Class imbalance is when your binary classes are not evenly split. Technically, anything different from a 50/50 distribution would be imbalanced and need appropriate care. However, the more imbalanced your data is, the more important it is to handle. In the case of rare events, sometimes the positive class can be less than 1% of the total.
The first issue that can arise is in randomly splitting your data – the smaller your dataset and more imbalanced the classes, the more likely there can be significant differences in classes for the training and test set. One way to mitigate this is to randomly split using stratification on the class labels. This ensures a nearly equal class distribution in your train and test sets.
In addition to using stratified sampling, class imbalance can be handled by undersampling the majority class or oversampling the minority class. For oversampling, repeated samples (with replacement) are taken from the minority class until the size is equal to that of the majority class. The downside is that the same data is used multiple times, giving a higher weight to these samples. On the other side, an undersampling used less of the majority class data to have equal size as the minority class. The downside here is that less data is used to build a model.

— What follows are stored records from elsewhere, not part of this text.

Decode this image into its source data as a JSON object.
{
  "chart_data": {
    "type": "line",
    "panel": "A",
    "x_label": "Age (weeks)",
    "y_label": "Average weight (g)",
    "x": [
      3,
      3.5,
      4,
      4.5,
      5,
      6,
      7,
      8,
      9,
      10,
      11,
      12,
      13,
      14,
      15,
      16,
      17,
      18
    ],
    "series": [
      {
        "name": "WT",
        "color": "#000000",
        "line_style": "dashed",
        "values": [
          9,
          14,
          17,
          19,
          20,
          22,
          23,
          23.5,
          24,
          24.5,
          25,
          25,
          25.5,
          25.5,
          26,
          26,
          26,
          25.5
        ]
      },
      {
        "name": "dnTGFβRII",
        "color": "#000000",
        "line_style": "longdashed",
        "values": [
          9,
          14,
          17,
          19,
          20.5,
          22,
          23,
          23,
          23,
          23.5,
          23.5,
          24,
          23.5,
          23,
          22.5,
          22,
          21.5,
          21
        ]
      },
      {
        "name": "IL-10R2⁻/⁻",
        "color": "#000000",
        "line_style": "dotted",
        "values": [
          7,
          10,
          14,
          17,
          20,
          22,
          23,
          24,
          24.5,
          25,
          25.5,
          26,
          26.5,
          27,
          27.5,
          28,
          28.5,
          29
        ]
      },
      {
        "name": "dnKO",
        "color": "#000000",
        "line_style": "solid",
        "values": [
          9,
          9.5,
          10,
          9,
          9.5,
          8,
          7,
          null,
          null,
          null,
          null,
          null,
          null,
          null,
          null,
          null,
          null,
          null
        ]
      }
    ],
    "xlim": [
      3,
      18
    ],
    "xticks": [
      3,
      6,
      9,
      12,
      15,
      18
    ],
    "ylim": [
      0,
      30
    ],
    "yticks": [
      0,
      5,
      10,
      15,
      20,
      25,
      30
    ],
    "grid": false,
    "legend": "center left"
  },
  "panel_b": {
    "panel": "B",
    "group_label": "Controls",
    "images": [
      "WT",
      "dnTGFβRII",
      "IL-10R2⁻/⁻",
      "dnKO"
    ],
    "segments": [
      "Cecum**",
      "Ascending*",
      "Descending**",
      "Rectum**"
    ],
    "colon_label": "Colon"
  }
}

When training a model, the default setting is that every sample is weighted equally. However, in the case of class imbalance, this can result in poor predictive power in the smaller of the two classes. A way to counteract this in logistic regression is to use the parameter class_weight='balanced'
. This applies a weight inversely proportional to the class frequently, therefore supplying higher weight to misclassified instances in the smaller class. While overall accuracy may not increase, this can increase the accuracy in the smaller class. Again in the breast cancer dataset, the most important classification is in the underrepresented malignant class.
Instructions
Stratified Sampling
Calculate the percentage of malignancy in the test and train sets when using a random split. Repeat when using the parameter ‘stratify’ in train_test_split on the appropriate variable. Uncomment the relevant lines of code and press run to see how the positivity rate changes and how the new model performs.
Model weighting
Similar to above, set class_weight='balanced'
in the model argument and compare accuracy and recall scores for LR model again.
Use over/under-sampling
Use an oversampling technique on the minority class to balance the percentage of malignancy and benign. Verify the classes are balanced.